KANSAS CITY, Kan. – For the past two days Paige Parker has been able to sleep in her own bed, join her family and friends at mealtimes and enjoy those special family moments that professional athletes rarely get to experience on the road.
The Truman High School graduate and four-time All-American for Oklahoma was on the mound for her new USSSA Pride National Pro Fastpitch team Tuesday night at CommunityAmerica Ballpark, the home of the Kansas City T-Bones.
While she wasn’t around to pick up the win, the four-time Big 12 Pitcher of the Year and two-time NCAA national champion Oklahoma Sooners star was all smiles after the Pride’s 3-2, come-from-behind win over the Aussie Spirit..
“It’s great to be home and get to sleep in my own bed and spend a lot of time with my family and friends,” said Parker, who allowed seven hits and two runs in 3 2/3 innings. “We won both our games here in Kansas City (winning 2-1 Monday), and I got to spend a lot of time with the people who mean the most to me – the people who are responsible for all my success.
“It was a good trip.”
And it continues today with a four-games-in-three-days set at Missouri Western State University in St. Joseph with 7 p.m. games today and Thursday and a 4 p.m. doubleheader Friday against the Spirit.
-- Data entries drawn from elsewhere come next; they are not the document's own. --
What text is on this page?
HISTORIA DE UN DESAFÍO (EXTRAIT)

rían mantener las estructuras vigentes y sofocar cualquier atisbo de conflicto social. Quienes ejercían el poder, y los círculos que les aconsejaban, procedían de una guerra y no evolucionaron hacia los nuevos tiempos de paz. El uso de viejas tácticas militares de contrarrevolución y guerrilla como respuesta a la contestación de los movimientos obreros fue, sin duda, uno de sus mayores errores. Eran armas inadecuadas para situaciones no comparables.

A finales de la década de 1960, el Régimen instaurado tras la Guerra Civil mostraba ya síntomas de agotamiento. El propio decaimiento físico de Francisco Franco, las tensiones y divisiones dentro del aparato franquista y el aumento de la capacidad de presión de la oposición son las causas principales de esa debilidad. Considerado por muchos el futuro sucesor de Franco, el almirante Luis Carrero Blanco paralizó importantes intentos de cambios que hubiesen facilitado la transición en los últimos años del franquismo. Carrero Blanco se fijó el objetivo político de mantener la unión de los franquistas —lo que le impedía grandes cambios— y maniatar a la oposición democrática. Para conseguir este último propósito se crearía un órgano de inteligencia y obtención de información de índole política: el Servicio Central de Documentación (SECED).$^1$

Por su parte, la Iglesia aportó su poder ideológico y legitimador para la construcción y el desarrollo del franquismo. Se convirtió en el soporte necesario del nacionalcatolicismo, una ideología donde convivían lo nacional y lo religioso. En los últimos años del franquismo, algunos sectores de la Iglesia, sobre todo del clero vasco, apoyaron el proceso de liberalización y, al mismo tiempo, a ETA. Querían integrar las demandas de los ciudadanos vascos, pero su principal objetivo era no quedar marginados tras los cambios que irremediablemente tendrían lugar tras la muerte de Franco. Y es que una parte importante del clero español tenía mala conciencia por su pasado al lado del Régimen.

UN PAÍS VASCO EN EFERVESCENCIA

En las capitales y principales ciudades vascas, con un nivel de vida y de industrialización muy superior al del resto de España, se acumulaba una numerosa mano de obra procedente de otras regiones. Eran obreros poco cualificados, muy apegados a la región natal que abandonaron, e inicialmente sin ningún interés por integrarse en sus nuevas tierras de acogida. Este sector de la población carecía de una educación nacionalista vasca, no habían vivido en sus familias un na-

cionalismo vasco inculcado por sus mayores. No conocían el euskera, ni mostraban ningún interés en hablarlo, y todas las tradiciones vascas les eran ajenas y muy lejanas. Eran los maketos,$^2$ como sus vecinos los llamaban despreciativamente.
“I’ll be at all of them,” said her father, Terry Parker, a former baseball coach at William Chrisman High School and activities director at Oak Grove High School. “I’ve been lucky enough to see Paige pitch at the high school and collegiate levels and this is my first time seeing her pitch in person for the Pride, although we have seen quite a few games on television.”
Parker and family members and friends sat behind home plate as they watched Paige struggle through the first inning. She allowed two hits – that both tipped off the gloves of left fielder Megan Wiggins and right fielder Nicole Pendley.
The former Truman High School state champion and Oklahoma national champion settled down and recorded two strikeouts and a groundout to get out of the inning.
“The Spirit have a lot of girls from the Australian national team, so they’re very good,” Parker said. “I didn’t pitch as well as I would have liked, but we won the game, and that is all that is important.”
It’s that approach to the game that makes her a favorite among her veteran teammates and first-year coach Mike Stith.
“First and foremost, Paige is a class act,” Stith said as a line of young autograph seekers wrapped its way around CommunityAmerica Ballpark. “She’s learning about being a pro, and is so coachable.
“When you have a player with her class, with work ethic and her talent, you feel very, very lucky. She came to our team with all the big-time credentials, but you could never tell is by the way she interacts with me, her teammates our the fans.
“She’s the type of player you want to succeed, and I am so thankful she is playing for the Pride.”
As Stith talks about one of the most honored players in Oklahoma history, she signs T-shirts, ticket stubs, popcorn boxes and the occasional softball.
“I want to help grow the game,” Parker explained. “I want every little girl who is here tonight to know that they have the opportunity to achieve what I have achieved. With hard work, you can accomplish anything you set out to do.”
Pride reliever Jessica Burroughs picked up the win as she recorded the final out of the fourth inning and did not allow a run the rest of the game.
Pride third baseman Jessie Warren hit a two-run, opposite field homer in the sixth inning to give Parker, her family and hometown friends something to cheer about.
“That was really special when Jessie hit that homer,” said Parker, who was one of the first players to greet her at home plate. “That was just the spark we needed.”